Утопизм псевдосознания проявляется и в периферийных обществах глобализующегося мира. Здесь наблюдается противоречие между объективной отсталостью, которая прежде всего выражается в крайне слабой степени освобождения индивида в социуме, и повышенным значением субъективного фактора, вынужденного иллюзорно компенсировать такую отсталость. В результате создается питательная среда для попыток, с одной стороны, насильственного ускорения модернизации общества, а с другой – напротив, противопоставления ему незападных или антизападных моделей. Если первые типичны для многих социальных проектов, то последние характерны для многочисленных разновидностей этнорелигиозного фундаментализма. Общая трагедия таких носителей псевдосознания заключается в том, что хотя оно питается вполне оправданной оскорблённостью нравственного чувства убогой действительностью, воплощение утопических проектов в жизнь непременно несёт с собой не освобождение, а дальнейшее угнетение, нередко ещё более жестокое. Об этом наглядно свидетельствует вся недолгая постколониальная история третьего мира.
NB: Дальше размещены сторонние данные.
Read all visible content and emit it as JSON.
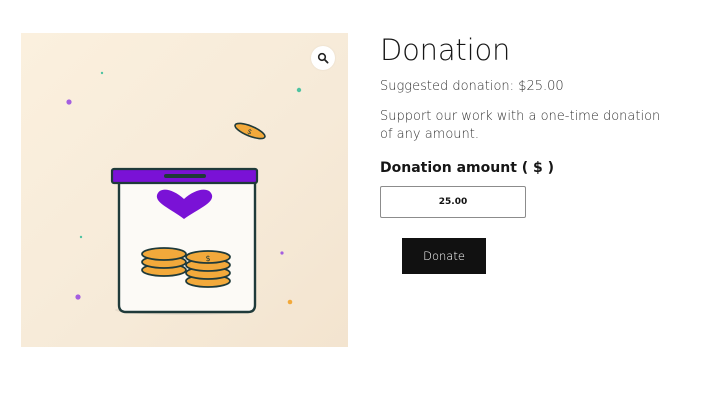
{
  "product": {
    "title": "Donation",
    "price_text": "Suggested donation: $25.00",
    "description": "Support our work with a one-time donation of any amount.",
    "image_alt": "Donation jar with coins and heart"
  },
  "form": {
    "amount_label": "Donation amount ( $ )",
    "amount_value": "25.00",
    "submit_label": "Donate"
  },
  "gallery": {
    "zoom_icon": "magnifier-icon"
  },
  "colors": {
    "jar_lid": "#7a12d6",
    "heart": "#7a12d6",
    "coin": "#f2a93b",
    "jar_outline": "#1f3a3a",
    "button_bg": "#111111",
    "image_bg": "#f8ecdb"
  }
}
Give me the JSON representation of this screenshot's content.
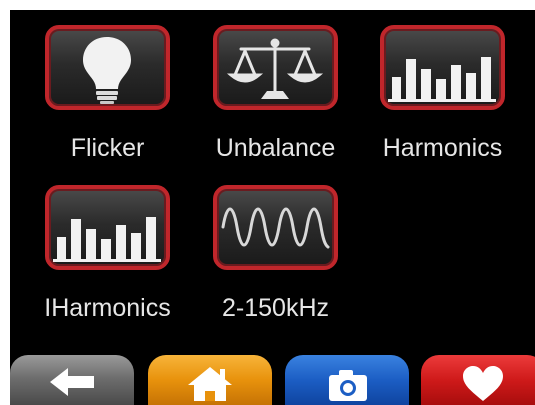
{
  "menu": {
    "tiles": [
      {
        "label": "Flicker",
        "icon": "lightbulb-icon"
      },
      {
        "label": "Unbalance",
        "icon": "balance-scale-icon"
      },
      {
        "label": "Harmonics",
        "icon": "bar-chart-icon"
      },
      {
        "label": "IHarmonics",
        "icon": "bar-chart-icon"
      },
      {
        "label": "2-150kHz",
        "icon": "sine-wave-icon"
      }
    ]
  },
  "navbar": {
    "buttons": [
      {
        "icon": "arrow-left-icon",
        "color": "#6e6e6e"
      },
      {
        "icon": "home-icon",
        "color": "#e8920c"
      },
      {
        "icon": "camera-icon",
        "color": "#1c5ec4"
      },
      {
        "icon": "heart-icon",
        "color": "#cf1a1a"
      }
    ]
  },
  "colors": {
    "background": "#000000",
    "tile_border": "#c0262b",
    "label_text": "#e6e6e6"
  }
}
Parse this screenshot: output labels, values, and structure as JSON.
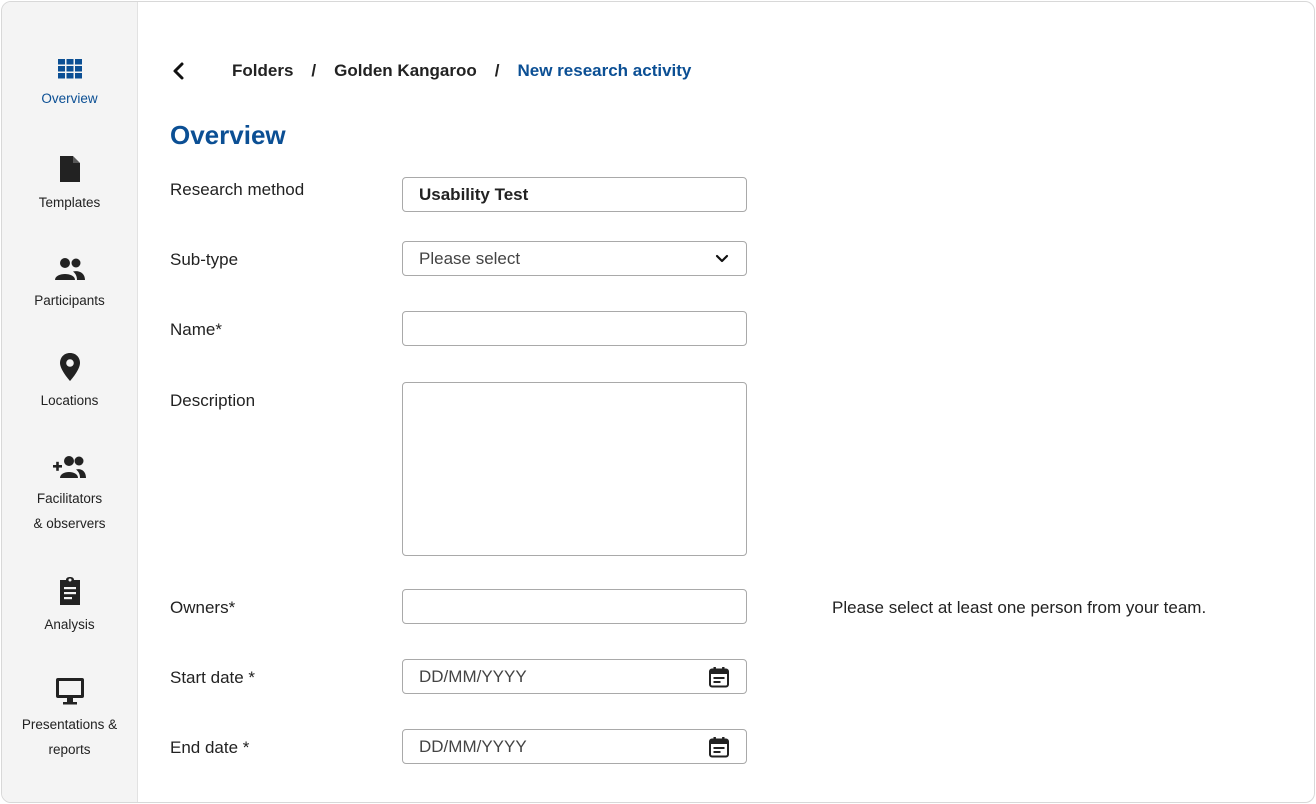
{
  "sidebar": {
    "items": [
      {
        "label": "Overview",
        "icon": "grid-icon",
        "active": true
      },
      {
        "label": "Templates",
        "icon": "file-icon"
      },
      {
        "label": "Participants",
        "icon": "people-icon"
      },
      {
        "label": "Locations",
        "icon": "location-pin-icon"
      },
      {
        "label": "Facilitators",
        "label2": "& observers",
        "icon": "add-people-icon"
      },
      {
        "label": "Analysis",
        "icon": "clipboard-icon"
      },
      {
        "label": "Presentations &",
        "label2": "reports",
        "icon": "monitor-icon"
      }
    ]
  },
  "breadcrumb": {
    "items": [
      "Folders",
      "Golden Kangaroo",
      "New research activity"
    ],
    "separator": "/"
  },
  "page": {
    "title": "Overview"
  },
  "form": {
    "research_method": {
      "label": "Research method",
      "value": "Usability Test"
    },
    "sub_type": {
      "label": "Sub-type",
      "placeholder": "Please select"
    },
    "name": {
      "label": "Name*",
      "value": ""
    },
    "description": {
      "label": "Description",
      "value": ""
    },
    "owners": {
      "label": "Owners*",
      "value": "",
      "helper": "Please select at least one person from your team."
    },
    "start_date": {
      "label": "Start date *",
      "placeholder": "DD/MM/YYYY"
    },
    "end_date": {
      "label": "End date *",
      "placeholder": "DD/MM/YYYY"
    }
  },
  "colors": {
    "accent": "#0b4f94",
    "sidebar_bg": "#f4f4f4",
    "border": "#a9a9a9"
  }
}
Выше мы говорили о потенциях человека как духовно-интеллектуального существа, о том что в состоянии Сознания-Бытия он способен на одухотворение, очеловечение мира. Сможет ли современный человек осуществить эту способность, преодолеть псевдосознание и придать смысл своему существованию? От этого зависит дальнейший жизненный путь человечества. Как сложится история?
История как Бытие
История, в известном смысле, есть неудача Царства Божьего.
Познавать исторический процесс при помощи эмпирического описания не удаётся, поскольку оно бесконечно и рассеянно; оно запутывается в многочисленных переплетениях противоречивых обстоятельств. «Разобрать их и увидеть внутреннюю связь, – полагал Мамардашвили, – невозможно, если не посмотреть глазами каких-то других предметов, которые суть теоретические конструкции»[102].
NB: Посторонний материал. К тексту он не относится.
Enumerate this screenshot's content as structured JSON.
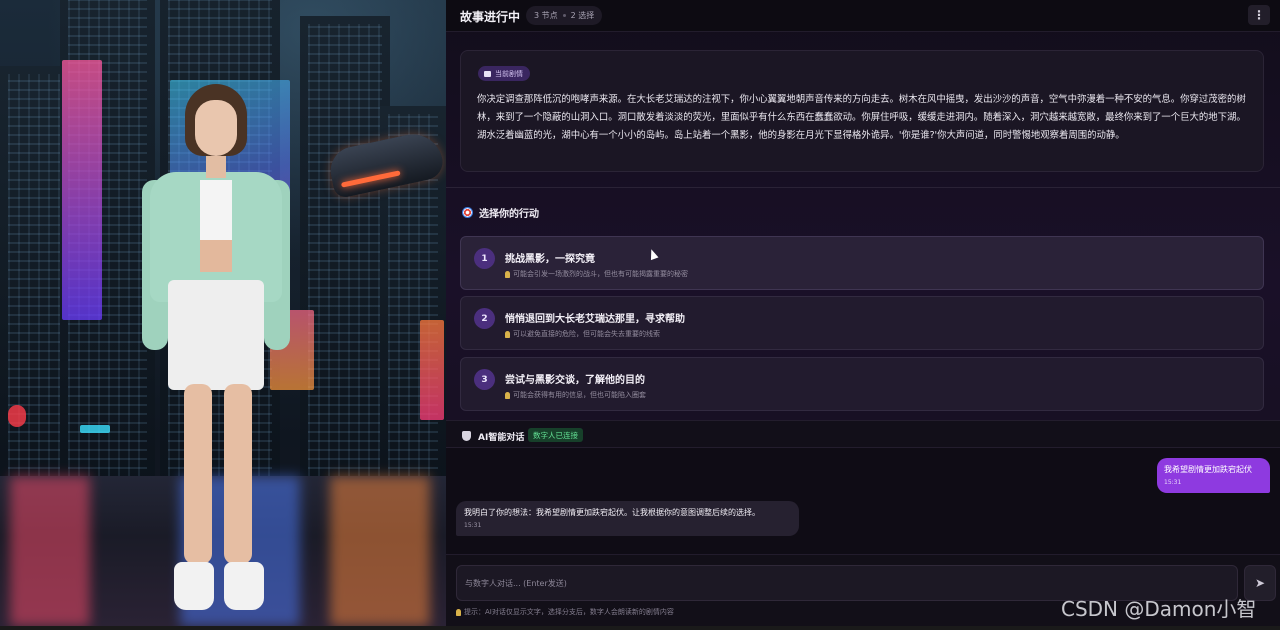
{
  "header": {
    "title": "故事进行中",
    "nodes": "3 节点",
    "choices": "2 选择",
    "menu_icon": "more-vertical-icon"
  },
  "story": {
    "badge": "当前剧情",
    "text": "你决定调查那阵低沉的咆哮声来源。在大长老艾瑞达的注视下，你小心翼翼地朝声音传来的方向走去。树木在风中摇曳，发出沙沙的声音，空气中弥漫着一种不安的气息。你穿过茂密的树林，来到了一个隐蔽的山洞入口。洞口散发着淡淡的荧光，里面似乎有什么东西在蠢蠢欲动。你屏住呼吸，缓缓走进洞内。随着深入，洞穴越来越宽敞，最终你来到了一个巨大的地下湖。湖水泛着幽蓝的光，湖中心有一个小小的岛屿。岛上站着一个黑影，他的身影在月光下显得格外诡异。'你是谁?'你大声问道，同时警惕地观察着周围的动静。"
  },
  "choices_section": {
    "title": "选择你的行动",
    "items": [
      {
        "num": "1",
        "label": "挑战黑影，一探究竟",
        "hint": "可能会引发一场激烈的战斗，但也有可能揭露重要的秘密"
      },
      {
        "num": "2",
        "label": "悄悄退回到大长老艾瑞达那里，寻求帮助",
        "hint": "可以避免直接的危险，但可能会失去重要的线索"
      },
      {
        "num": "3",
        "label": "尝试与黑影交谈，了解他的目的",
        "hint": "可能会获得有用的信息，但也可能陷入圈套"
      }
    ]
  },
  "chat": {
    "title": "AI智能对话",
    "status": "数字人已连接",
    "messages": [
      {
        "role": "user",
        "text": "我希望剧情更加跌宕起伏",
        "time": "15:31"
      },
      {
        "role": "ai",
        "text": "我明白了你的想法：我希望剧情更加跌宕起伏。让我根据你的意图调整后续的选择。",
        "time": "15:31"
      }
    ],
    "input_placeholder": "与数字人对话... (Enter发送)",
    "tip": "提示：AI对话仅显示文字，选择分支后，数字人会朗读新的剧情内容"
  },
  "watermark": "CSDN @Damon小智",
  "colors": {
    "accent": "#8e3ae0",
    "status_green": "#63e094"
  }
}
Поскольку мир устроен так, что человек способен его понимать, или познавать, такие конструкции вырабатываются им – с помощью философии. Выше уже шла речь о предельных, или мысленных (сверхопытных) конструкциях – о трансценденталиях. В историософии это – прежде всего предельные представления о человеке; через них вырабатываются представления о социальности.
Социальные формы не могут покоиться на законах природы, на естественных основаниях. Мы не сможем понять социальности, её законов и судеб, если не признаем того, что поскольку человеком per se, как мы видели, следует считать становящееся существо, самосоздаваемое средствами, в природе не существующими, имеющими нравственную основу, то предельное понятие о социальности (множественности) – подразумевает самосозидающееся человечество, или одухотворённую природу.
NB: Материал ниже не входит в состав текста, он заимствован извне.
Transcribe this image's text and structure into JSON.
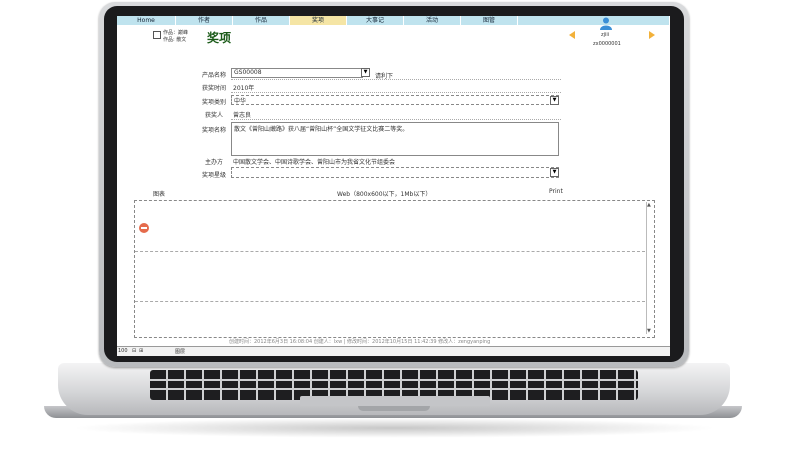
{
  "tabs": [
    "Home",
    "作者",
    "作品",
    "奖项",
    "大事记",
    "活动",
    "图管",
    ""
  ],
  "active_tab": "奖项",
  "breadcrumb": {
    "line1": "作品：巅峰",
    "line2": "作品: 散文"
  },
  "page_title": "奖项",
  "user": {
    "name": "zjiii",
    "id": "zx0000001"
  },
  "form": {
    "product_code": {
      "label": "产品名称",
      "value": "GS00008",
      "extra": "请利下"
    },
    "award_date": {
      "label": "获奖时间",
      "value": "2010年"
    },
    "award_category": {
      "label": "奖项类别",
      "value": "中华"
    },
    "winner": {
      "label": "获奖人",
      "value": "曾志良"
    },
    "award_name": {
      "label": "奖项名称",
      "value": "散文《曾阳山嫩路》获八届“曾阳山杯”全国文学征文比赛二等奖。"
    },
    "organizer": {
      "label": "主办方",
      "value": "中国散文学会、中国诗歌学会、曾阳山市为我省文化节组委会"
    },
    "award_level": {
      "label": "奖项星级",
      "value": ""
    }
  },
  "editor": {
    "left_label": "图表",
    "center_label": "Web（800x600以下，1Mb以下）",
    "right_label": "Print"
  },
  "statusbar": {
    "zoom": "100",
    "layout_label": "图层",
    "meta": "创建时间：2012年6月3日 16:08:04 创建人：lxw | 修改时间：2012年10月15日 11:42:39 修改人：zengyanping"
  },
  "colors": {
    "tab_bg": "#bfe3ee",
    "tab_active": "#f5e5a5",
    "title": "#1a5a18",
    "arrow": "#f2b13a",
    "remove": "#e56b4c"
  }
}
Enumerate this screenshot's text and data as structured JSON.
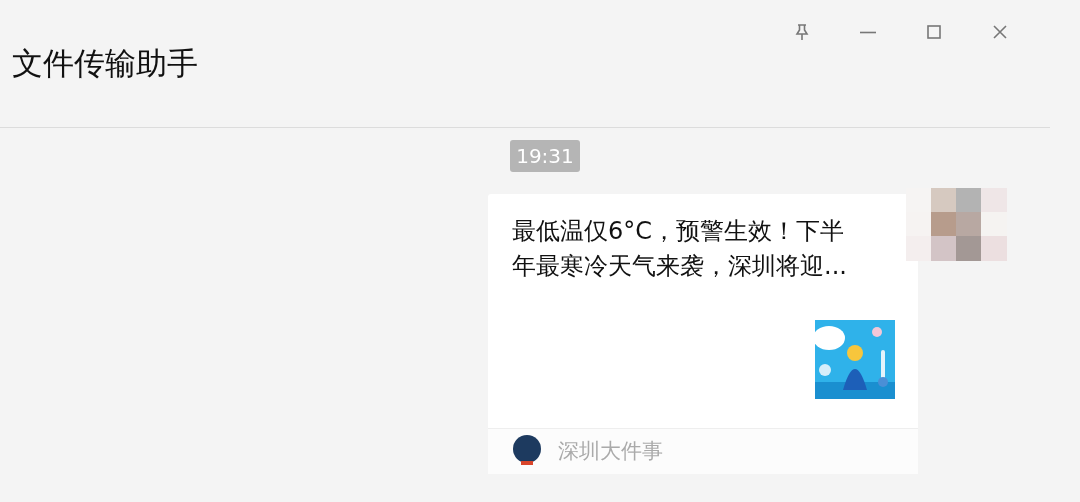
{
  "window": {
    "title": "文件传输助手"
  },
  "messages": [
    {
      "kind": "time",
      "text": "19:31"
    },
    {
      "kind": "article",
      "title": "最低温仅6°C，预警生效！下半年最寒冷天气来袭，深圳将迎...",
      "source": "深圳大件事"
    }
  ]
}
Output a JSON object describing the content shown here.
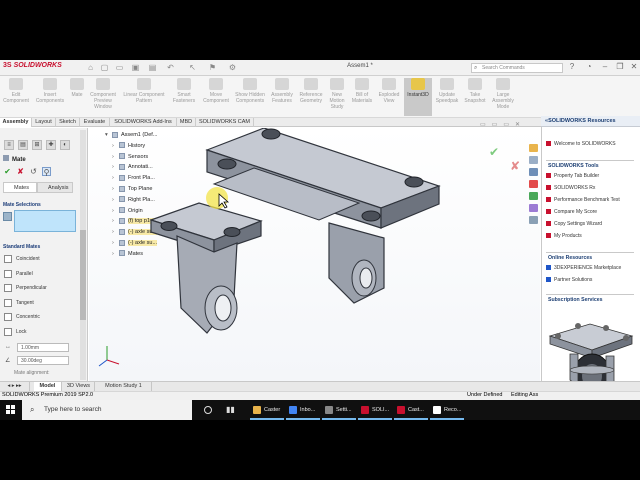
{
  "app": {
    "brand": "SOLIDWORKS",
    "document_title": "Assem1 *",
    "search_placeholder": "Search Commands"
  },
  "toolbar": {
    "tools": [
      {
        "label": "Edit Component",
        "icon": "edit-component-icon"
      },
      {
        "label": "Insert Components",
        "icon": "insert-components-icon"
      },
      {
        "label": "Mate",
        "icon": "mate-icon"
      },
      {
        "label": "Component Preview Window",
        "icon": "preview-window-icon"
      },
      {
        "label": "Linear Component Pattern",
        "icon": "pattern-icon"
      },
      {
        "label": "Smart Fasteners",
        "icon": "fasteners-icon"
      },
      {
        "label": "Move Component",
        "icon": "move-component-icon"
      },
      {
        "label": "Show Hidden Components",
        "icon": "show-hidden-icon"
      },
      {
        "label": "Assembly Features",
        "icon": "assembly-features-icon"
      },
      {
        "label": "Reference Geometry",
        "icon": "reference-geometry-icon"
      },
      {
        "label": "New Motion Study",
        "icon": "motion-study-icon"
      },
      {
        "label": "Bill of Materials",
        "icon": "bom-icon"
      },
      {
        "label": "Exploded View",
        "icon": "exploded-view-icon"
      },
      {
        "label": "Instant3D",
        "icon": "instant3d-icon"
      },
      {
        "label": "Update Speedpak",
        "icon": "speedpak-icon"
      },
      {
        "label": "Take Snapshot",
        "icon": "snapshot-icon"
      },
      {
        "label": "Large Assembly Mode",
        "icon": "large-assembly-icon"
      }
    ]
  },
  "tabs": [
    "Assembly",
    "Layout",
    "Sketch",
    "Evaluate",
    "SOLIDWORKS Add-Ins",
    "MBD",
    "SOLIDWORKS CAM"
  ],
  "property_manager": {
    "title": "Mate",
    "subtabs": [
      "Mates",
      "Analysis"
    ],
    "mate_selections_label": "Mate Selections",
    "standard_mates_label": "Standard Mates",
    "standard_mates": [
      "Coincident",
      "Parallel",
      "Perpendicular",
      "Tangent",
      "Concentric",
      "Lock"
    ],
    "distance_value": "1.00mm",
    "angle_value": "30.00deg",
    "mate_alignment_label": "Mate alignment:"
  },
  "feature_tree": [
    {
      "label": "Assem1 (Def...",
      "indent": 0
    },
    {
      "label": "History",
      "indent": 1
    },
    {
      "label": "Sensors",
      "indent": 1
    },
    {
      "label": "Annotati...",
      "indent": 1
    },
    {
      "label": "Front Pla...",
      "indent": 1
    },
    {
      "label": "Top Plane",
      "indent": 1
    },
    {
      "label": "Right Pla...",
      "indent": 1
    },
    {
      "label": "Origin",
      "indent": 1
    },
    {
      "label": "(f) top p1...",
      "indent": 1,
      "highlight": true
    },
    {
      "label": "(-) axle su...",
      "indent": 1,
      "highlight": true
    },
    {
      "label": "(-) axle su...",
      "indent": 1,
      "highlight": true
    },
    {
      "label": "Mates",
      "indent": 1
    }
  ],
  "bottom_tabs": [
    "Model",
    "3D Views",
    "Motion Study 1"
  ],
  "status": {
    "product": "SOLIDWORKS Premium 2019 SP2.0",
    "state": "Under Defined",
    "mode": "Editing Ass"
  },
  "task_pane": {
    "title": "SOLIDWORKS Resources",
    "welcome": "Welcome to SOLIDWORKS",
    "tools_header": "SOLIDWORKS Tools",
    "tools": [
      "Property Tab Builder",
      "SOLIDWORKS Rx",
      "Performance Benchmark Test",
      "Compare My Score",
      "Copy Settings Wizard",
      "My Products"
    ],
    "online_header": "Online Resources",
    "online": [
      "3DEXPERIENCE Marketplace",
      "Partner Solutions"
    ],
    "subscription_header": "Subscription Services"
  },
  "taskbar": {
    "search_text": "Type here to search",
    "apps": [
      {
        "label": "Caster",
        "color": "#e8b34b"
      },
      {
        "label": "Inbo...",
        "color": "#4285f4"
      },
      {
        "label": "Setti...",
        "color": "#888888"
      },
      {
        "label": "SOLI...",
        "color": "#c8102e"
      },
      {
        "label": "Cast...",
        "color": "#c8102e"
      },
      {
        "label": "Reco...",
        "color": "#ffffff"
      }
    ]
  }
}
Поэтому в философском языке понятие «история» имеет особый смысл. Здесь под «историей» мы будем иметь в виду не просто знание о событиях прошлого. Попробуем взглянуть на историю, как на процесс рождения «второй вселенной» – «рукотворного» космоса, противостоящего природному хаосу, процесс, привносящий в эволюцию специфически человеческое качество. Это позволит и вновь подойти к вечно актуальному вопросу о смысле истории.
Известны два основных видения того, что называют историей. Первое, циклическое, исходит из идеи соответствия между временем и культурно-историческим развитием того или иного общества (от греческой философии до Вико, Ницше и цивилизационного подхода Шпенглера и Тойнби, теорий «культурных циклов»). Второе – линейное, или конечное, идущее от иудео-христианской традиции (от Августина, Фомы Аквинского, Канта, Гегеля, Маркса до Вл. Соловьёва и современных постмодернистов). Оно видит смысл истории в поступательном стадиальном развитии и подразумевает возможность цели и, следовательно, её достижения, т. е. вероятного «конца истории». Отсюда собственно и понятие о прогрессе.
Кант, как уже говорилось, полагал целью истории появление всемирного правового порядка и наступление вечного мира. Гегель видел цель в торжестве мирового духа как разумной действительности (которую он обнаруживал в Прусской монархии). Маркс связывал «конец истории» (предыстории, царства необходимости) с преодолением в социуме отчуждения и в целом антагонистических противоречий и наступлении истинной истории как царства свободы.
Наше время, как мы уже видели, ставит идею о всеохватывающем общественном прогрессе под сомнение. И это понятно: такой «прогресс» очевидно не охватывает сферу нравственности, хотя и нельзя, конечно, сказать, что человечество осталось на уровне варварства. Какие же теоретические соображения о пути человечества во времени кажутся в таком случае наиболее предпочтительными? И – немаловажный для нашего разговора эсхатологический аспект – как представлять себе этот конец этого пути?